One of my resolutions for 2014 is to read 75 books. I accomplished this goal last year, but I also had a lot more free time (I was traveling without responsibilities for 3 months of it!) and as I’ve written before, I didn’t feel like I was reading “bravely”. In 2014 I want to read challenging books with depth, because those are usually the ones that leave an impression on me. In the spirit of this goal, I’ll be sharing my favourite books every month or so on the blog.
The Defining Decade / I watched her TED talk and immediately knew I wanted to read the book. First of all, I’m so glad I’m discovering this information about how to make the most of your twenties while I’m actually in my twenties. Her tips are straightforward and smart, and she is not afraid to challenge us twenty-somethings to push ourselves and examine our own limiting beliefs. I find myself bringing up ideas from this book in conversation with others, such as the idea of identity capital or of really mapping out a timeline of the coming years to get a true sense of how much time you have.
Sisterland / Curtis Sittenfeld is one of my favourite authors, and I’ve been looking forward to this book for a few years now.
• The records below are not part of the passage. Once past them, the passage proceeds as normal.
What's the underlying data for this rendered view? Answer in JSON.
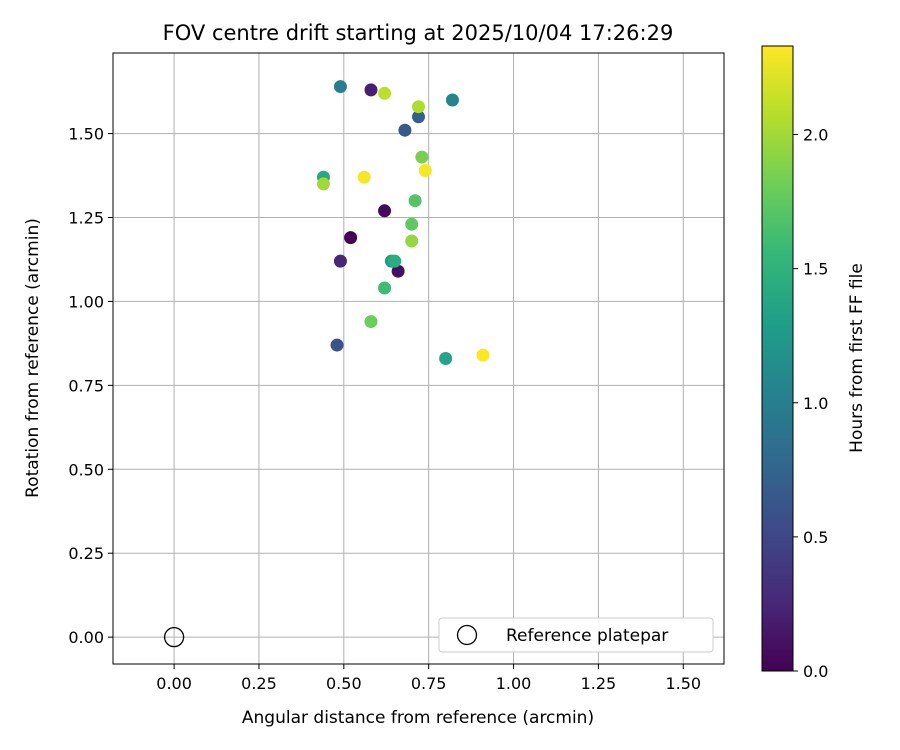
{
  "chart_data": {
    "type": "scatter",
    "title": "FOV centre drift starting at 2025/10/04 17:26:29",
    "xlabel": "Angular distance from reference (arcmin)",
    "ylabel": "Rotation from reference (arcmin)",
    "xlim": [
      -0.18,
      1.62
    ],
    "ylim": [
      -0.08,
      1.74
    ],
    "xticks": [
      0.0,
      0.25,
      0.5,
      0.75,
      1.0,
      1.25,
      1.5
    ],
    "xtick_labels": [
      "0.00",
      "0.25",
      "0.50",
      "0.75",
      "1.00",
      "1.25",
      "1.50"
    ],
    "yticks": [
      0.0,
      0.25,
      0.5,
      0.75,
      1.0,
      1.25,
      1.5
    ],
    "ytick_labels": [
      "0.00",
      "0.25",
      "0.50",
      "0.75",
      "1.00",
      "1.25",
      "1.50"
    ],
    "grid": true,
    "colorbar": {
      "label": "Hours from first FF file",
      "colormap": "viridis",
      "range": [
        0.0,
        2.33
      ],
      "ticks": [
        0.0,
        0.5,
        1.0,
        1.5,
        2.0
      ],
      "tick_labels": [
        "0.0",
        "0.5",
        "1.0",
        "1.5",
        "2.0"
      ]
    },
    "reference": {
      "x": 0.0,
      "y": 0.0,
      "label": "Reference platepar"
    },
    "legend": {
      "position": "lower-right",
      "entries": [
        "Reference platepar"
      ]
    },
    "points": [
      {
        "x": 0.52,
        "y": 1.19,
        "hours": 0.0
      },
      {
        "x": 0.62,
        "y": 1.27,
        "hours": 0.05
      },
      {
        "x": 0.66,
        "y": 1.09,
        "hours": 0.1
      },
      {
        "x": 0.58,
        "y": 1.63,
        "hours": 0.2
      },
      {
        "x": 0.49,
        "y": 1.12,
        "hours": 0.25
      },
      {
        "x": 0.48,
        "y": 0.87,
        "hours": 0.6
      },
      {
        "x": 0.68,
        "y": 1.51,
        "hours": 0.65
      },
      {
        "x": 0.72,
        "y": 1.55,
        "hours": 0.7
      },
      {
        "x": 0.49,
        "y": 1.64,
        "hours": 1.0
      },
      {
        "x": 0.82,
        "y": 1.6,
        "hours": 1.05
      },
      {
        "x": 0.64,
        "y": 1.12,
        "hours": 1.3
      },
      {
        "x": 0.8,
        "y": 0.83,
        "hours": 1.35
      },
      {
        "x": 0.44,
        "y": 1.37,
        "hours": 1.4
      },
      {
        "x": 0.65,
        "y": 1.12,
        "hours": 1.45
      },
      {
        "x": 0.62,
        "y": 1.04,
        "hours": 1.6
      },
      {
        "x": 0.71,
        "y": 1.3,
        "hours": 1.7
      },
      {
        "x": 0.7,
        "y": 1.23,
        "hours": 1.75
      },
      {
        "x": 0.58,
        "y": 0.94,
        "hours": 1.8
      },
      {
        "x": 0.73,
        "y": 1.43,
        "hours": 1.85
      },
      {
        "x": 0.7,
        "y": 1.18,
        "hours": 1.95
      },
      {
        "x": 0.44,
        "y": 1.35,
        "hours": 2.0
      },
      {
        "x": 0.72,
        "y": 1.58,
        "hours": 2.05
      },
      {
        "x": 0.62,
        "y": 1.62,
        "hours": 2.1
      },
      {
        "x": 0.56,
        "y": 1.37,
        "hours": 2.3
      },
      {
        "x": 0.74,
        "y": 1.39,
        "hours": 2.3
      },
      {
        "x": 0.91,
        "y": 0.84,
        "hours": 2.33
      }
    ]
  }
}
Happily, I wasn’t disappointed one bit. I think her greatest strength is being able to put into words some of the subtle feelings, situations and small details we all experience in our lives. Her ability to do that brings such a realness to her writing and makes it so much more relatable. The premise of this book involves psychic ability which sort of threw me off at first, but of course she’s so talented she can pull it off believably. I also loved this interview she did about the book.
The Remains of the Day / On the surface, it’s a simple story about a longtime English butler going on a road trip across England. This was another very subtle book: it doesn’t hit you over the head with its message, but it rings through clear as day. It’s told in the first person, which is even more interesting because the narrator is a little unreliable and his telling of the story is naturally clouded by his beliefs, judgments and misunderstandings. It’s actually quite a heartbreaking story in the end, but a beautiful novel.
David and Goliath / I absolutely adore Malcolm Gladwell’s work. He’s unafraid of controversial theories and radical ideas, and I love that his essays always challenge me to consider things differently. This book offers that the way we think about disadvantages and advantages is flawed and limited, and the way we see underdogs is often wrong as well. I zipped through this one, but it was fascinating and enjoyed talking to my family about some of its ideas.
Where’d You Go, Bernadette? / I really loved this book. It was very, very funny, often in quiet, clever ways. I liked that it explored misunderstandings and confusion and crossed wires, and that the characters were flawed but self-reflexive and smart. It was thoroughly enjoyable and just a little bit silly.